Berlinde De Bruyckere – Daniel Knorr. Explosion – Ulrike Lienbacher. Kartenhaus

29.03.2012 - 28.02.2013
Kunsthalle Wien
Karlsplatz, Wien
http://www.kunsthallewien.at/de/

ABGESAGT: Mysterium Leib
Berlinde De Bruyckere im Dialog mit Cranach und Pasolini
KUNSTHALLE wien project space,
30. März – 06. Mai 2012  !!

Das Werk der belgischen Künstlerin Berlinde De Bruyckere berührt durch die emotionale Intensität expressiv deformierter Körper-Plastiken, die Leid, Schmerz, Angst und Tod reflektieren. Für die 2011 begonnene Ausstellungsreihe „Mysterium Leib …“ arbeitet De Bruyckere nicht nur unter dem Eindruck aktueller Ereignisse, sondern schafft auf den Raum bezogene Skulpturen in direkter Gegenüberstellung mit ausgewählten Filmwerken Pier Paolo Pasolinis sowie mit einem Originalgemälde von Lucas Cranach d. Ä. Die „Körpersprachen“ Cranachs und Pasolinis treten hier in Dialog mit De Bruyckeres fragmentarischen Körperbildern aus Wachs, denen jedes äußere „sprechende“ Element – Blick, Kopf, Gestik, Attribut – fehlt. Dafür tritt aus diesen Plastiken das Kreatürliche besonders stark hervor, dem ein Mysterium, das Geheimnis von Leben und Tod, innezuwohnen scheint.
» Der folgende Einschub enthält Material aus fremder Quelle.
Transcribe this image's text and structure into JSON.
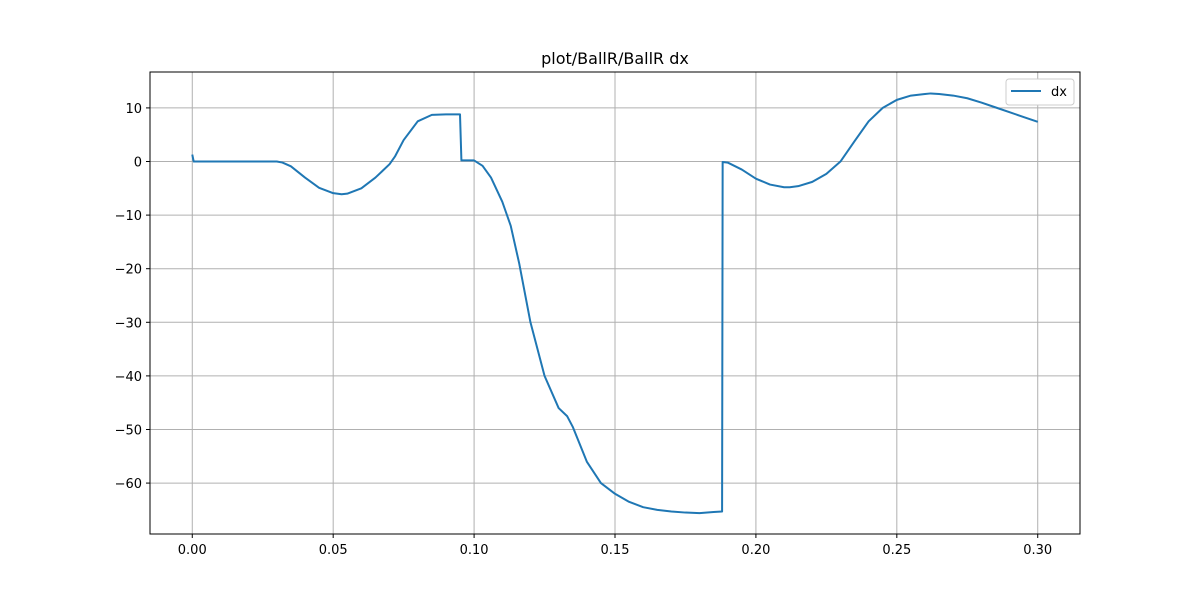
{
  "chart_data": {
    "type": "line",
    "title": "plot/BallR/BallR dx",
    "xlabel": "",
    "ylabel": "",
    "xlim": [
      -0.015,
      0.315
    ],
    "ylim": [
      -69.5,
      16.7
    ],
    "grid": true,
    "legend_position": "top-right",
    "x_ticks": [
      0.0,
      0.05,
      0.1,
      0.15,
      0.2,
      0.25,
      0.3
    ],
    "x_tick_labels": [
      "0.00",
      "0.05",
      "0.10",
      "0.15",
      "0.20",
      "0.25",
      "0.30"
    ],
    "y_ticks": [
      10,
      0,
      -10,
      -20,
      -30,
      -40,
      -50,
      -60
    ],
    "y_tick_labels": [
      "10",
      "0",
      "−10",
      "−20",
      "−30",
      "−40",
      "−50",
      "−60"
    ],
    "series": [
      {
        "name": "dx",
        "color": "#1f77b4",
        "points": [
          [
            0.0,
            1.3
          ],
          [
            0.0005,
            0.0
          ],
          [
            0.01,
            0.0
          ],
          [
            0.02,
            0.0
          ],
          [
            0.03,
            0.0
          ],
          [
            0.032,
            -0.2
          ],
          [
            0.035,
            -0.9
          ],
          [
            0.04,
            -3.0
          ],
          [
            0.045,
            -4.9
          ],
          [
            0.05,
            -5.9
          ],
          [
            0.053,
            -6.1
          ],
          [
            0.055,
            -6.0
          ],
          [
            0.06,
            -5.0
          ],
          [
            0.065,
            -3.0
          ],
          [
            0.07,
            -0.5
          ],
          [
            0.072,
            1.0
          ],
          [
            0.075,
            4.0
          ],
          [
            0.08,
            7.5
          ],
          [
            0.085,
            8.7
          ],
          [
            0.09,
            8.8
          ],
          [
            0.095,
            8.8
          ],
          [
            0.0955,
            0.2
          ],
          [
            0.1,
            0.2
          ],
          [
            0.103,
            -0.8
          ],
          [
            0.106,
            -3.0
          ],
          [
            0.11,
            -7.5
          ],
          [
            0.113,
            -12.0
          ],
          [
            0.116,
            -19.0
          ],
          [
            0.12,
            -30.0
          ],
          [
            0.125,
            -40.0
          ],
          [
            0.13,
            -46.0
          ],
          [
            0.133,
            -47.5
          ],
          [
            0.135,
            -49.5
          ],
          [
            0.14,
            -56.0
          ],
          [
            0.145,
            -60.0
          ],
          [
            0.15,
            -62.0
          ],
          [
            0.155,
            -63.5
          ],
          [
            0.16,
            -64.5
          ],
          [
            0.165,
            -65.0
          ],
          [
            0.17,
            -65.3
          ],
          [
            0.175,
            -65.5
          ],
          [
            0.18,
            -65.6
          ],
          [
            0.185,
            -65.4
          ],
          [
            0.188,
            -65.3
          ],
          [
            0.1882,
            -0.1
          ],
          [
            0.19,
            -0.2
          ],
          [
            0.195,
            -1.5
          ],
          [
            0.2,
            -3.2
          ],
          [
            0.205,
            -4.3
          ],
          [
            0.21,
            -4.8
          ],
          [
            0.212,
            -4.8
          ],
          [
            0.215,
            -4.6
          ],
          [
            0.22,
            -3.8
          ],
          [
            0.225,
            -2.3
          ],
          [
            0.23,
            0.0
          ],
          [
            0.235,
            3.8
          ],
          [
            0.24,
            7.5
          ],
          [
            0.245,
            10.0
          ],
          [
            0.25,
            11.5
          ],
          [
            0.255,
            12.3
          ],
          [
            0.26,
            12.6
          ],
          [
            0.262,
            12.7
          ],
          [
            0.265,
            12.6
          ],
          [
            0.27,
            12.3
          ],
          [
            0.275,
            11.8
          ],
          [
            0.28,
            11.0
          ],
          [
            0.285,
            10.1
          ],
          [
            0.29,
            9.2
          ],
          [
            0.295,
            8.3
          ],
          [
            0.3,
            7.4
          ]
        ]
      }
    ]
  }
}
Berlinde De Bruyckere, geboren 1964, lebt und arbeitet in Gent.

KuratorInnen: Cornelia Wieg (Stiftung Moritzburg, Kunstmuseum des Landes Sachsen-Anhalt), Lucas Gehrmann (Kunsthalle Wien)

Eine Kooperation mit der Stiftung Moritzburg, Kunstmuseum des Landes Sachsen-Anhalt.

Mit besonderem Dank an die Gemäldegalerie der bildenden Künste Wien und die Galerie Hauser & Wirth, London.

 

skulptur: Daniel Knorr. Explosion
KUNSTHALLE wien karlsplatz public space,
30. März 2012 – 28. Februar 2013

Daniel Knorrs Arbeit ist die Materialisierung einer Explosion. Die Skulptur zeigt einen nur Bruchteile von Sekunden dauernden Vorgang, bei dem die durch eine Druckwelle verursachte Volumenerweiterung zeitlich angehalten und haptisch fassbar wird. Explosionen kennen wir in erster Linie aus den Medien, wie jüngst durch den „Embedded Journalism“ und die Popularität von Ego-Shooters. Die Vorstellung von Sprengstoff als Sinnbild eines starken, intensiven Moments ist eine täglich verwendete Metapher in unserem Alltag geworden.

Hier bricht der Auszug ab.